Blair Hudson: I think if you're a graduate coming in for the first time, like that might, you know, it might surprise you, it might even annoy you.

Speaker C: Yeah.

Blair Hudson: Oh, you know, they're just like, "I can't get my thing to production because I keep getting told by XYZ, whoever, that we haven't done all our things yet. But I think the opportunity to learn how to handle this technology in a responsible way, in a safe way, is huge. And I think in other industries, you just don't get the same level of investment in that. It's not so built into how the company needs to operate.
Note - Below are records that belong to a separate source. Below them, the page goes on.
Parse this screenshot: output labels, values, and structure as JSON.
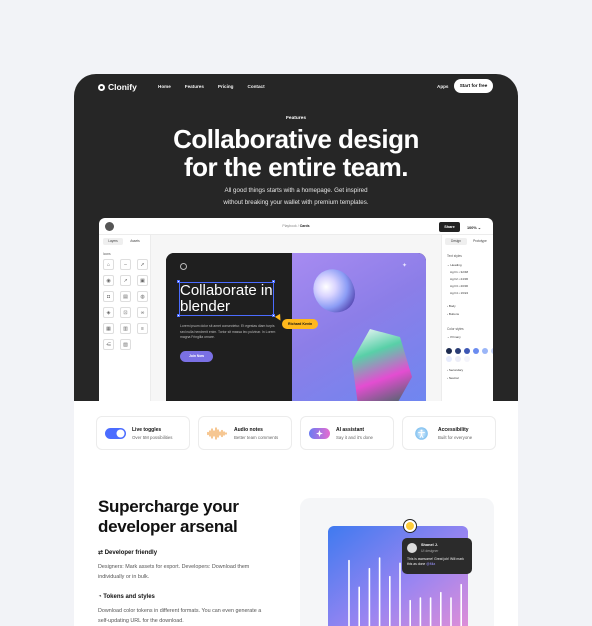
{
  "brand": {
    "name": "Clonify"
  },
  "nav": {
    "links": [
      "Home",
      "Features",
      "Pricing",
      "Contact"
    ],
    "apps": "Apps",
    "cta": "Start for free"
  },
  "hero": {
    "eyebrow": "Features",
    "title_line1": "Collaborative design",
    "title_line2": "for the entire team.",
    "sub_line1": "All good things starts with a homepage. Get inspired",
    "sub_line2": "without breaking your wallet with premium templates."
  },
  "app": {
    "breadcrumb_prefix": "Playbook / ",
    "breadcrumb_current": "Cards",
    "share": "Share",
    "zoom": "100%",
    "left_tabs": [
      "Layers",
      "Assets"
    ],
    "icons_label": "Icons",
    "right_tabs": [
      "Design",
      "Prototype"
    ],
    "text_styles_label": "Text styles",
    "heading_label": "Heading",
    "heading_items": [
      "Ag h1 • 32/48",
      "Ag h2 • 24/36",
      "Ag h3 • 20/30",
      "Ag h4 • 16/24"
    ],
    "body_label": "Body",
    "buttons_label": "Buttons",
    "color_styles_label": "Color styles",
    "primary_label": "Primary",
    "secondary_label": "Secondary",
    "neutral_label": "Neutral",
    "swatches": [
      "#1d2b4f",
      "#2a3d75",
      "#3d57b5",
      "#6b8cf0",
      "#9bb6f8",
      "#c9d6fb",
      "#e6ebfd",
      "#ecedf8",
      "#f4f4fb"
    ],
    "design_card": {
      "title_line1": "Collaborate in",
      "title_line2": "blender",
      "body": "Lorem ipsum dolor sit amet consectetur. Et egestas diam turpis sed nulla hendrerit enim. Tortor sit massa leo pulvinar. In Lorem magna Fringilla ornare.",
      "button": "Join Now",
      "cursor_name": "Richard Kevin"
    }
  },
  "features": [
    {
      "title": "Live toggles",
      "desc": "Over 5M possibilities",
      "icon": "toggle-icon"
    },
    {
      "title": "Audio notes",
      "desc": "Better team comments",
      "icon": "waveform-icon"
    },
    {
      "title": "AI assistant",
      "desc": "Say it and it's done",
      "icon": "sparkle-icon"
    },
    {
      "title": "Accessibility",
      "desc": "Built for everyone",
      "icon": "accessibility-icon"
    }
  ],
  "developer": {
    "title_line1": "Supercharge your",
    "title_line2": "developer arsenal",
    "point1_title": "Developer friendly",
    "point1_desc": "Designers: Mark assets for export. Developers: Download them individually or in bulk.",
    "point2_title": "Tokens and styles",
    "point2_desc": "Download color tokens in different formats. You can even generate a self-updating URL for the download."
  },
  "tooltip": {
    "name": "Shonel J.",
    "handle": "UI designer",
    "message": "This is awesome! Great job! Will mark this as done",
    "message_link": "@Mia"
  },
  "chart_data": {
    "type": "bar",
    "values": [
      58,
      38,
      52,
      60,
      46,
      56,
      28,
      30,
      30,
      34,
      30,
      40
    ]
  }
}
And I think right now it makes a difference between a successful demo and something that can actually have an impact and do real, you know, real things.
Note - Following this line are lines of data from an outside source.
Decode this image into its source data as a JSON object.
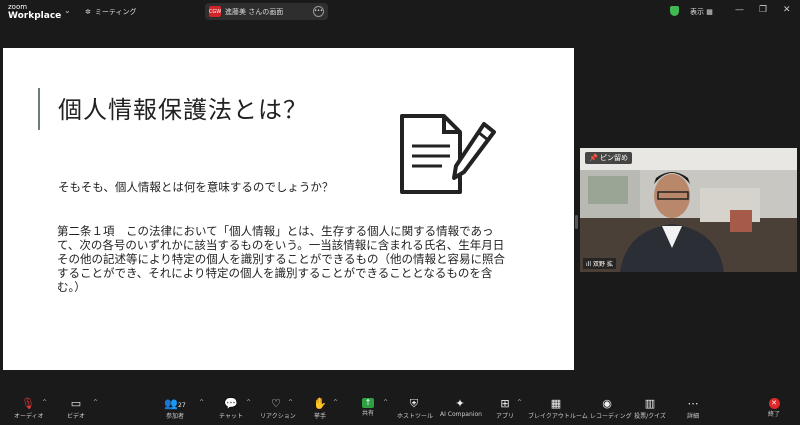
{
  "topbar": {
    "logo_line1": "zoom",
    "logo_line2": "Workplace",
    "meeting_label": "ミーティング",
    "share_badge": "CGW",
    "share_title": "進藤美 さんの画面",
    "view_label": "表示"
  },
  "slide": {
    "title": "個人情報保護法とは？",
    "question": "そもそも、個人情報とは何を意味するのでしょうか？",
    "article": "第二条１項　この法律において「個人情報」とは、生存する個人に関する情報であって、次の各号のいずれかに該当するものをいう。一当該情報に含まれる氏名、生年月日その他の記述等により特定の個人を識別することができるもの（他の情報と容易に照合することができ、それにより特定の個人を識別することができることとなるものを含む。）"
  },
  "video": {
    "pin_label": "ピン留め",
    "participant_name": "双野 拡"
  },
  "toolbar": {
    "audio": "オーディオ",
    "video": "ビデオ",
    "participants": "参加者",
    "participants_count": "27",
    "chat": "チャット",
    "reactions": "リアクション",
    "raise_hand": "挙手",
    "share": "共有",
    "host_tools": "ホストツール",
    "ai_companion": "AI Companion",
    "apps": "アプリ",
    "breakout": "ブレイクアウトルーム",
    "record": "レコーディング",
    "polls": "投票/クイズ",
    "more": "詳細",
    "end": "終了"
  }
}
Georgie Healy: Yeah, and we see the headlines when people are worried about risk of things going loose and going badly. Not worth it, for me anyway. A lot of companies are experimenting with AI. The word platform might be a little bit like guardrails. For me, I think I know what an AI platform is. Can you firstly explain what an AI platform is, and then How do you enable teams without slowing them down on the AI platform?
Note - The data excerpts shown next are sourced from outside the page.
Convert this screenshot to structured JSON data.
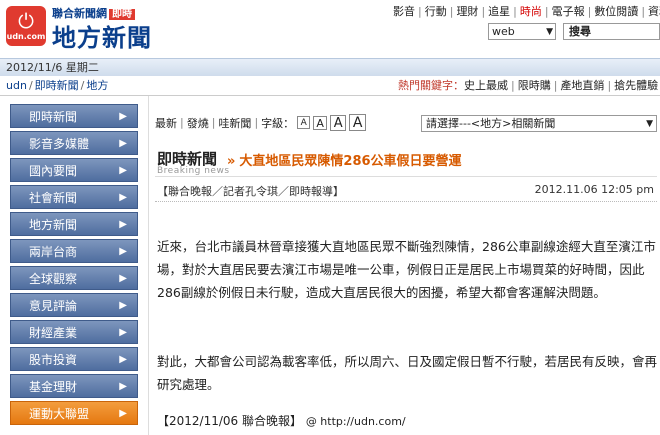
{
  "header": {
    "brand_top": "聯合新聞網",
    "brand_badge": "即時",
    "brand_main": "地方新聞",
    "logo_text": "udn.com",
    "topnav": [
      "影音",
      "行動",
      "理財",
      "追星",
      "時尚",
      "電子報",
      "數位閱讀",
      "資料庫"
    ],
    "topnav_hot_index": 4,
    "search_scope": "web",
    "search_button": "搜尋"
  },
  "datebar": {
    "date": "2012/11/6 星期二"
  },
  "breadcrumb": [
    "udn",
    "即時新聞",
    "地方"
  ],
  "hot_keywords": {
    "label": "熱門關鍵字：",
    "items": [
      "史上最威",
      "限時購",
      "產地直銷",
      "搶先體驗"
    ]
  },
  "sidebar": [
    {
      "label": "即時新聞",
      "highlight": false
    },
    {
      "label": "影音多媒體",
      "highlight": false
    },
    {
      "label": "國內要聞",
      "highlight": false
    },
    {
      "label": "社會新聞",
      "highlight": false
    },
    {
      "label": "地方新聞",
      "highlight": false
    },
    {
      "label": "兩岸台商",
      "highlight": false
    },
    {
      "label": "全球觀察",
      "highlight": false
    },
    {
      "label": "意見評論",
      "highlight": false
    },
    {
      "label": "財經產業",
      "highlight": false
    },
    {
      "label": "股市投資",
      "highlight": false
    },
    {
      "label": "基金理財",
      "highlight": false
    },
    {
      "label": "運動大聯盟",
      "highlight": true
    }
  ],
  "toolbar": {
    "items": [
      "最新",
      "發燒",
      "哇新聞"
    ],
    "font_label": "字級：",
    "font_sizes": [
      "A",
      "A",
      "A",
      "A"
    ]
  },
  "related_select": "請選擇---<地方>相關新聞",
  "article": {
    "section_label": "即時新聞",
    "section_sub": "Breaking news",
    "title": "大直地區民眾陳情286公車假日要營運",
    "byline": "【聯合晚報／記者孔令琪／即時報導】",
    "time": "2012.11.06 12:05 pm",
    "para1": "近來，台北市議員林晉章接獲大直地區民眾不斷強烈陳情，286公車副線途經大直至濱江市場，對於大直居民要去濱江市場是唯一公車，例假日正是居民上市場買菜的好時間，因此286副線於例假日未行駛，造成大直居民很大的困擾，希望大都會客運解決問題。",
    "para2": "對此，大都會公司認為載客率低，所以周六、日及國定假日暫不行駛，若居民有反映，會再研究處理。",
    "source": "【2012/11/06 聯合晚報】",
    "url": "@ http://udn.com/"
  }
}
Blair Hudson: You could imagine if you had 400 development teams, right? I don't have an exact number, but like, you know, imagine you've got 400 development teams and you just told them to go to AWS or Microsoft or Google or whoever with their credit card and to just sign up and make an account and just build their product and send in like the invoice to finance and they'll pay it. You would get 400 very different, maybe more than 400 very different things going on. And there's just no way you could manage that, right? Like if I asked you, hey, what's happening in your technology estate? You'd go, I have no way of knowing.

Georgie Healy: I have a technology estate would be my first question.

Blair Hudson: And so like, that's what a platform is in my mind, right? It's like, how do you build the sort of foundational layers so that when you have of some number of teams who all roughly have to do some tech thing. Like they can come to that and they don't have to worry about how the invoice gets paid by finance. That's done. They don't have to worry about getting an account. That's done. They don't have to worry about making sure that access to their account is secure and only they can get in and that people from other IP addresses outside, like, you know, like that's done. And so when we talk about AI platforms, it's, you know, on top of those sort of cloud foundations, I want to get access to a large language model. Like, how do I get access to How do I make sure that all of my interactions with that are logged and monitored in the right way that meet all of the standards that we have in place, that the guardrails that we need to tap into are available and easy to integrate? That's what the platform does. And what it does is you sort of build up all of these layers that allow the teams in the divisions to focus on what their customers need and really understand the business and the processes that they're working on. Do that layer of work without having to worry about like, oh, I had to set up an AWS account, what am I meant to do now?

Georgie Healy: Yes. And to your point earlier about, you know, software engineers need to take accountability and responsibility, but it's like, but if it's like, like make some things a little bit easier so that they can focus on the things that they should be focusing on. That's fascinating. I'd never really considered what an AI platform is. And you know, when it comes to AI adoption, A lot of enterprise AI tools— I've got a few group chats where they're like, they're making us use this, we hate it, I feel like we're falling behind, shadow AI will happen. What do you guys do at CBA?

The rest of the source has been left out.